Mais à un peu plus d'un mois des élections dans les chambres d'agriculture qui auront lieu en janvier, chaque syndicat va organiser ses propres actions. "Il faudrait une action européenne pour peser sur les négociations", estime Laurent Beaubois, éleveur dans le Loiret et porte-parole de la Confédération paysanne en Centre-Val de Loire. "Et on en est loin", déplore-t-il.
Chaque syndicat annonce vouloir commencer par des opérations de barrages filtrants et des actions de communication auprès des consommateurs pour leur expliquer les enjeux de la signature de ce traité de libre-échange.
En Indre-et-Loire, Sébastien Prouteau de la FNSEA annonce que les actions seront sensiblement identiques à celles de l'hiver et du printemps "avec une situation économique et climatique plus inquiétante". Cela veut dire que les points de blocage risquent d'être plus durs ou longs. L'objectif est "de ne pas prendre le consommateur en otage parce que l'hiver dernier la population a soutenu le monde agricole et il est important de conserver ce soutien-là. Mais les points de blocage sont inévitables", prévoit-il.

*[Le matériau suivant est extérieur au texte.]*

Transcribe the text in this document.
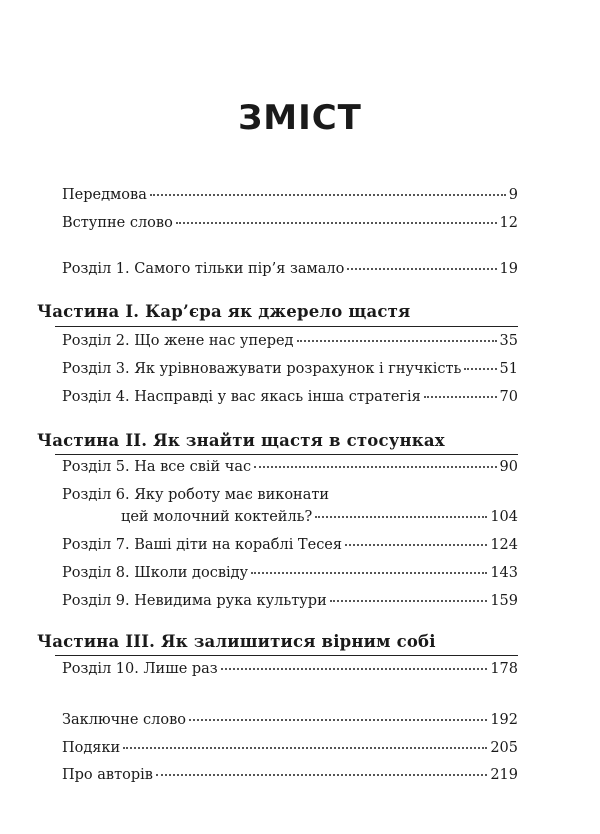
ЗМІСТ
Передмова	9
Вступне слово	12
Розділ 1. Самого тільки пір’я замало	19
Частина I. Кар’єра як джерело щастя
Розділ 2. Що жене нас уперед	35
Розділ 3. Як урівноважувати розрахунок і гнучкість	51
Розділ 4. Насправді у вас якась інша стратегія	70
Частина II. Як знайти щастя в стосунках
Розділ 5. На все свій час	90
Розділ 6. Яку роботу має виконати
цей молочний коктейль?	104
Розділ 7. Ваші діти на кораблі Тесея	124
Розділ 8. Школи досвіду	143
Розділ 9. Невидима рука культури	159
Частина III. Як залишитися вірним собі
Розділ 10. Лише раз	178
Заключне слово	192
Подяки	205
Про авторів	219
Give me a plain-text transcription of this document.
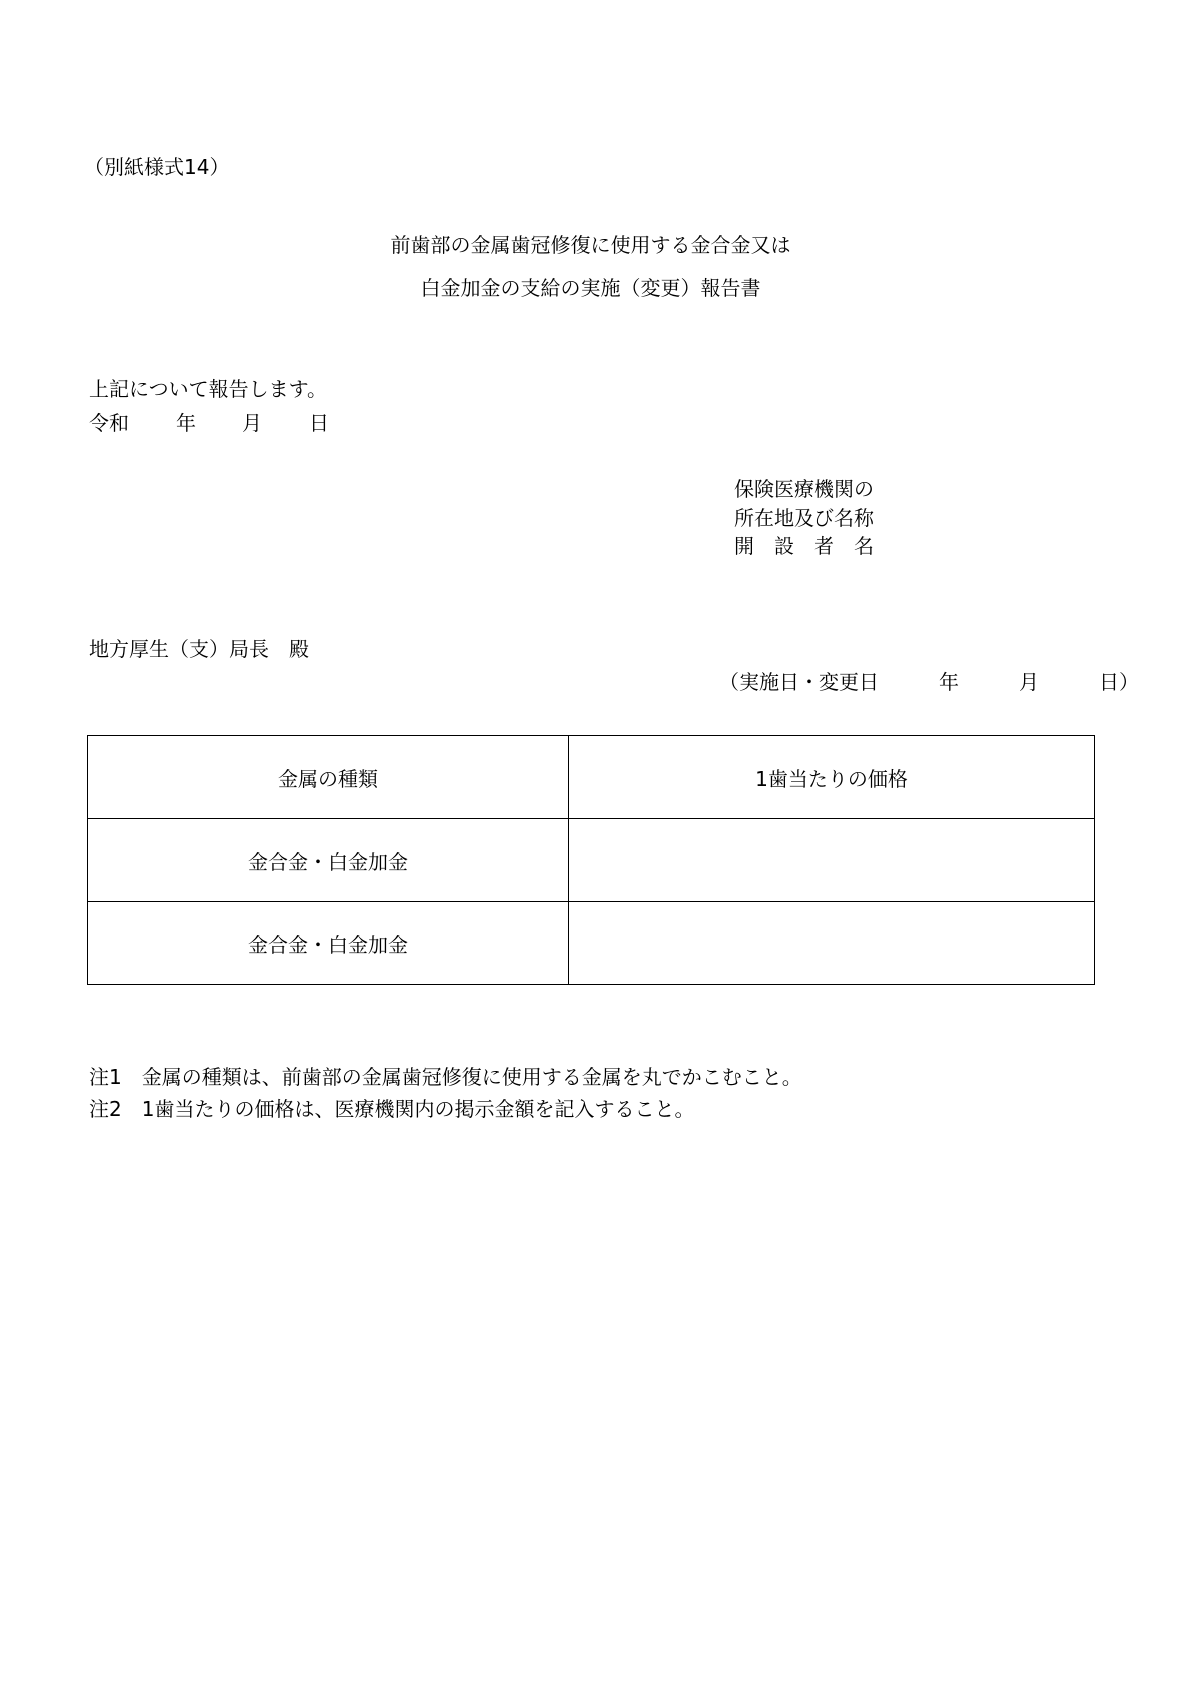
（別紙様式14）
前歯部の金属歯冠修復に使用する金合金又は
白金加金の支給の実施（変更）報告書
上記について報告します。
令和 年 月 日
保険医療機関の
所在地及び名称
開　設　者　名
地方厚生（支）局長　殿
（実施日・変更日　　　年　　　月　　　日）
金属の種類	1歯当たりの価格
金合金・白金加金	
金合金・白金加金	
注1　金属の種類は、前歯部の金属歯冠修復に使用する金属を丸でかこむこと。
注2　1歯当たりの価格は、医療機関内の掲示金額を記入すること。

La FNSEA d'Indre et Loire sera présente à Ferm'Expo ce week-end pour expliquer les enjeux de la signature du traité de libre-échange avec le Mercosur. Puis les actions devraient monter en gamme dans les jours et les semaines à venir.
Si les agriculteurs ne se sentent pas écoutés, une montée en puissance est possible "vu la morosité actuelle des agriculteurs". "Je vois beaucoup d'exploitants autour de moi qui sont perdus. Entre la météo capricieuse et des intrants qui ont augmenté, la ratification du Mercosur nous donne vraiment l'impression qu''on se moque de nous", constate Gabriel Beaulieu, vice-président des JA du Loiret. Le syndicat organisera une action lundi 18 novembre sur le Pont de L'Europe à Orléans.
La Confédération paysanne a organisé ses premières actions le 12 novembre. Dans le Loiret, elle prévoit de rejoindre le mouvement lundi 18 novembre et envisage de bloquer une concession automobile pour "dénoncer qu'on brade l'agriculture pour vendre des voitures".
La Coordination rurale déclare pour sa part préparer une "révolte agricole" à compter du 19 novembre. En Indre-et-Loire, les actions commenceront à partir du 20 novembre après le congrès national organisé au Futuroscope dans la Vienne. "Pour le moment ,on a beaucoup de travail dans les champs. Avec la météo difficile, on a pris beaucoup de retard dans les semis et les récoltes."
Côté gouvernement français, Antoine Armand, ministre de l'économie, des finances et de l'industrie a rappelé ce jeudi 14 novembre sur Sud radio que la France était contre la signature de ce traité de libre-échange dans les conditions actuelles.